Jimmy carried the package carefully to me, and said, ‘Miss P, we want you to have your own ‘fabercated’ eggs to put in a glass case in your house. So we asked Miss Sarah to help us. Here!’
I opened the package to find a basket of hand-painted eggs, each in a jumble of colors in the art styles of typical four- and five-year-olds. Sarah said, ‘They told me they wanted you to have a Faberge egg – it took me a while to figure out exactly what they were talking about – so last week I had the paints and brushes and eggs ready for them.’ My eyes teared, I didn’t know what to say, and I had to gulp a few times before I could offer hugs and thank yous to each of the children.
When at last I looked up again, the doorway was crowded with people – older children, teenagers, young adults, some of the parents of the children. All of them had been ‘my’ children, at least on Saturday morning at story time. From the back of the crowd, Peter Bentley slowly moved forward. I could hardly believe I was seeing him.
’Peter Bentley,’ I exclaimed, ‘what are you doing here? I thought you’d settled in the city after you finished university.’
’You’re right, Miss P, I do live in the city, and there’s not often a chance to come back and visit since my parents retired and moved away. But, when the call came two weeks ago, I just had to be part of the party. You see, Jimmy and the other children told Sarah that you needed a Faberge egg of your own, and she called around to her friends and started a fan-out to everybody they could think of who had listened to your stories, or who had children who had been at your story times. Sarah and the children made their own version of Faberge eggs, and the rest of us went on a search.

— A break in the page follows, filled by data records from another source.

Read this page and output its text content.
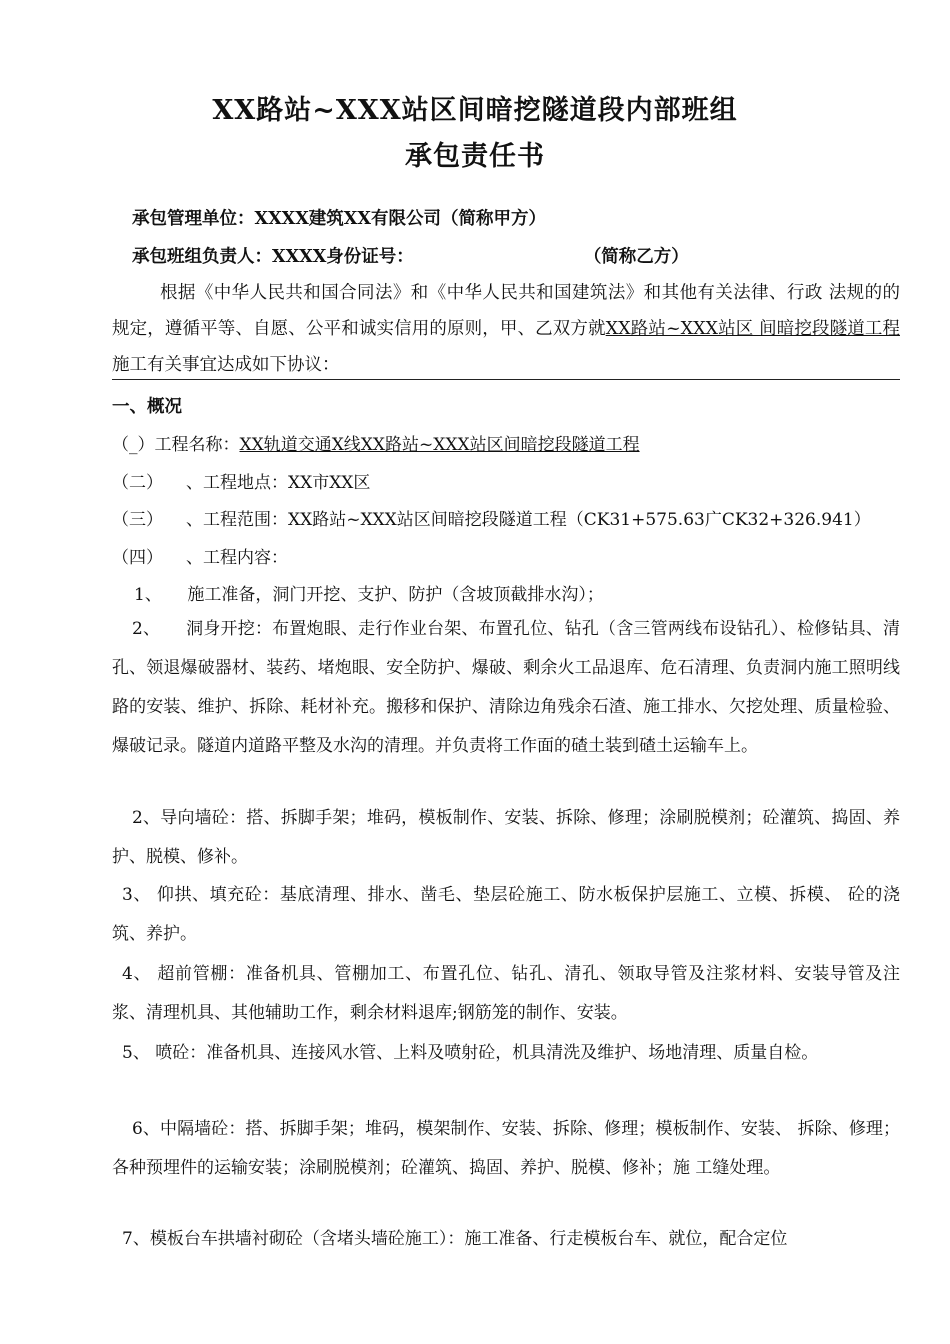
XX路站~XXX站区间暗挖隧道段内部班组
承包责任书
承包管理单位：XXXX建筑XX有限公司（简称甲方）
承包班组负责人：XXXX身份证号：	（简称乙方）
根据《中华人民共和国合同法》和《中华人民共和国建筑法》和其他有关法律、行政 法规的的规定，遵循平等、自愿、公平和诚实信用的原则，甲、乙双方就XX路站~XXX站区 间暗挖段隧道工程施工有关事宜达成如下协议：
一、概况
（_）工程名称：XX轨道交通X线XX路站~XXX站区间暗挖段隧道工程
（二） 、工程地点：XX市XX区
（三） 、工程范围：XX路站~XXX站区间暗挖段隧道工程（CK31+575.63广CK32+326.941）
（四） 、工程内容：
1、　　施工准备，洞门开挖、支护、防护（含坡顶截排水沟）；
2、　　洞身开挖：布置炮眼、走行作业台架、布置孔位、钻孔（含三管两线布设钻孔）、检修钻具、清孔、领退爆破器材、装药、堵炮眼、安全防护、爆破、剩余火工品退库、危石清理、负责洞内施工照明线路的安装、维护、拆除、耗材补充。搬移和保护、清除边角残余石渣、施工排水、欠挖处理、质量检验、爆破记录。隧道内道路平整及水沟的清理。并负责将工作面的碴土装到碴土运输车上。
2、导向墙砼：搭、拆脚手架；堆码，模板制作、安装、拆除、修理；涂刷脱模剂；砼灌筑、捣固、养护、脱模、修补。
3、 仰拱、填充砼：基底清理、排水、凿毛、垫层砼施工、防水板保护层施工、立模、拆模、 砼的浇筑、养护。
4、 超前管棚：准备机具、管棚加工、布置孔位、钻孔、清孔、领取导管及注浆材料、安装导管及注浆、清理机具、其他辅助工作，剩余材料退库;钢筋笼的制作、安装。
5、 喷砼：准备机具、连接风水管、上料及喷射砼，机具清洗及维护、场地清理、质量自检。
6、中隔墙砼：搭、拆脚手架；堆码，模架制作、安装、拆除、修理；模板制作、安装、 拆除、修理；各种预埋件的运输安装；涂刷脱模剂；砼灌筑、捣固、养护、脱模、修补；施 工缝处理。
7、模板台车拱墙衬砌砼（含堵头墙砼施工）：施工准备、行走模板台车、就位，配合定位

We hope that you’ll like our little token of appreciation, and enjoy it as much as we enjoyed your stories over the years.’
My eyes teared again, and I looked down at the lovely egg, almost afraid to touch it. ‘You shouldn’t have,’ I managed to blubber out.

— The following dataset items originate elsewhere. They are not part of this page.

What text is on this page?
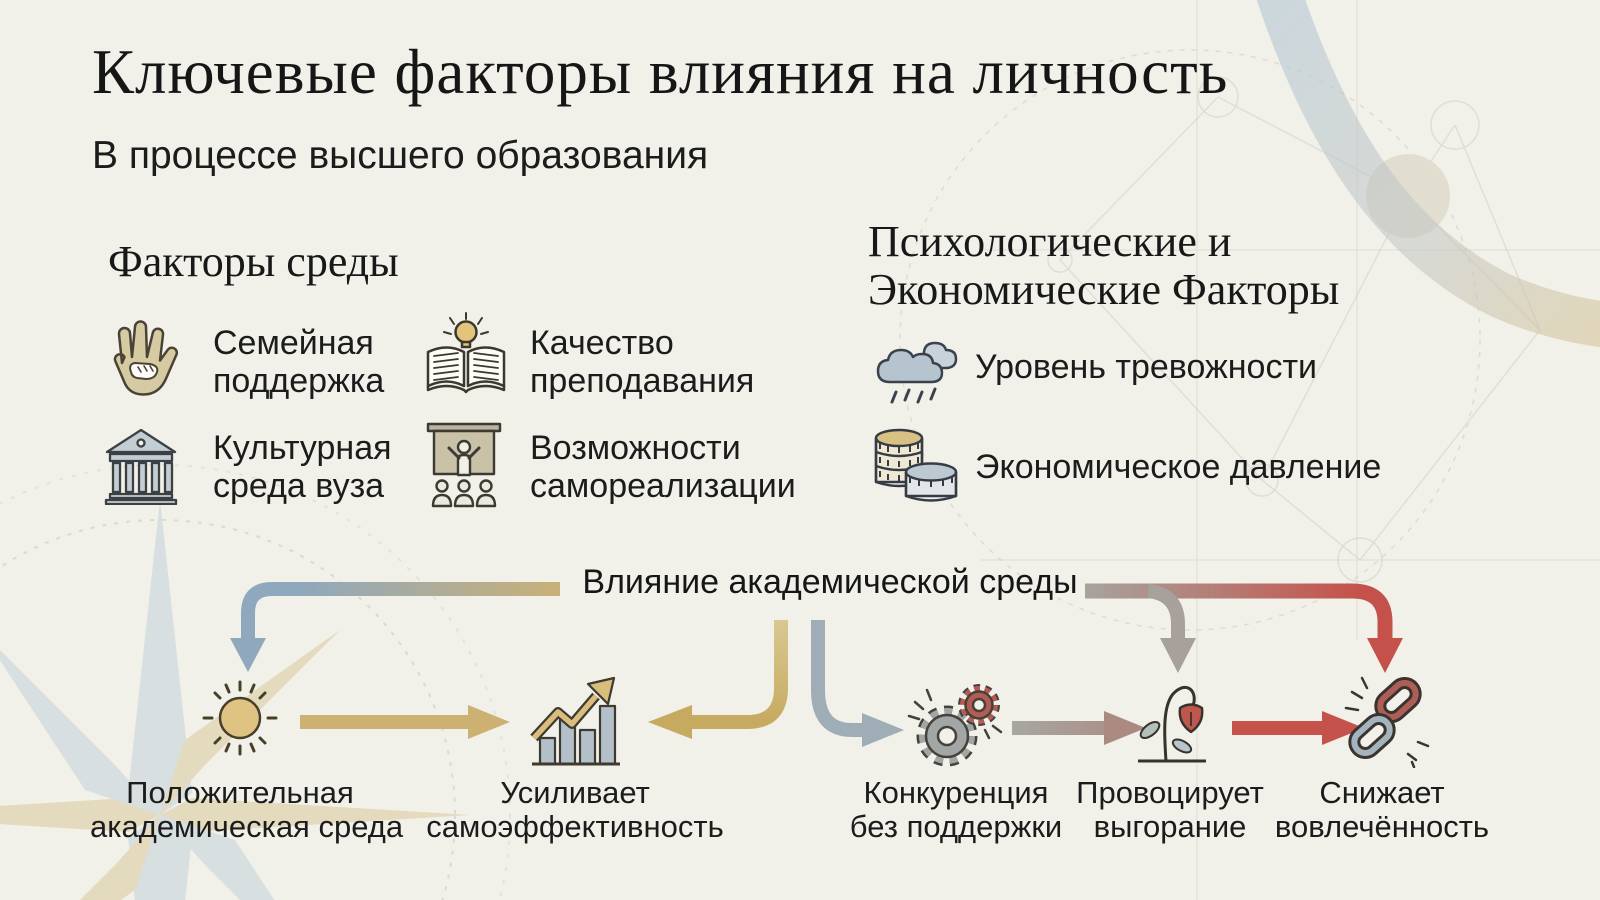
Ключевые факторы влияния на личность
В процессе высшего образования
Факторы среды
Семейная
поддержка
Качество
преподавания
Культурная
среда вуза
Возможности
самореализации
Психологические и
Экономические Факторы
Уровень тревожности
Экономическое давление
Влияние академической среды
Положительная
академическая среда
Усиливает
самоэффективность
Конкуренция
без поддержки
Провоцирует
выгорание
Снижает
вовлечённость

’Oh, yes, we should,’ Peter responded. ‘Every one of us learned to love books and to have the world at our feet through the stories you told us as little children, and the perfect reading you always found for us as we grew up – novels to excite our dreams, texts to help us with our school assignments. You’ve always been there for us, and we wanted to show you how much we appreciate your caring and sharing.’

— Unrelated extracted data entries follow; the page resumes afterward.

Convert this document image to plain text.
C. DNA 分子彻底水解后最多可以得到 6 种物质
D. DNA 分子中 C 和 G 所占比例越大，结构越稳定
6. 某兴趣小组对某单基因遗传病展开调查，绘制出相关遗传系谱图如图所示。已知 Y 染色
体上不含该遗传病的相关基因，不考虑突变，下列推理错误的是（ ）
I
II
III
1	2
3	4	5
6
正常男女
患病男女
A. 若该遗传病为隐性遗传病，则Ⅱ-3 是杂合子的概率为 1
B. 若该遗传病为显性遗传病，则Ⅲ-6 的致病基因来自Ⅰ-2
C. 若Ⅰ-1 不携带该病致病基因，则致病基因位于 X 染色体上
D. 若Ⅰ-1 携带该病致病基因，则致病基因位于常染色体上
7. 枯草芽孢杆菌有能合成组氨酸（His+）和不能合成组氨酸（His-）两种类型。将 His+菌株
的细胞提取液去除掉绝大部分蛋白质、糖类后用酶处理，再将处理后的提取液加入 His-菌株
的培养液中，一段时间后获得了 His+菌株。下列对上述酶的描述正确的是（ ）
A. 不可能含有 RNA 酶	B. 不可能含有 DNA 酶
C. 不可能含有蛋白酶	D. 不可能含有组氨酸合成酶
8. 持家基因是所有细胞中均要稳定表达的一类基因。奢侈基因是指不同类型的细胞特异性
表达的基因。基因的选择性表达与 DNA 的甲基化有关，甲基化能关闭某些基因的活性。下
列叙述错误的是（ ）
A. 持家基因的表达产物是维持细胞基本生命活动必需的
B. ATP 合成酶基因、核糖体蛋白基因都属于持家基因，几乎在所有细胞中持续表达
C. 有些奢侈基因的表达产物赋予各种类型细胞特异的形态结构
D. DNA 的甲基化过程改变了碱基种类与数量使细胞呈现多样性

’Well, thank you, thank you all. I will treasure this gift for all of my life, knowing that it was a gift of the heart just like the first eggs made for Czar Alexander.’After a chance to chat with all of my ‘children’ of all ages, gradually the room emptied out, and only Peter was left behind.
‘Peter, I can’t accept such a wonderful gift, you can’t possibly afford the thousands that this must cost…’
’Well, honestly Miss P, a real egg is actually worth up to millions, so you’re right, we couldn’t possibly have afforded it. So I just called up your nephew to find out where his folks found theirs.’’But my sister bought hers in Russia.’
’Not possible, Miss P – they’re just simply not for sale just anywhere. Hers came from the same reproduction house where we got this.’
Little did Peter know what a wonderful gift he’d given me when I finally felt on the same footing as my sister, not that I’d ever let on to her that I knew our eggs were both just simple knock-offs. I felt like going out and buying a bright orange scarf!!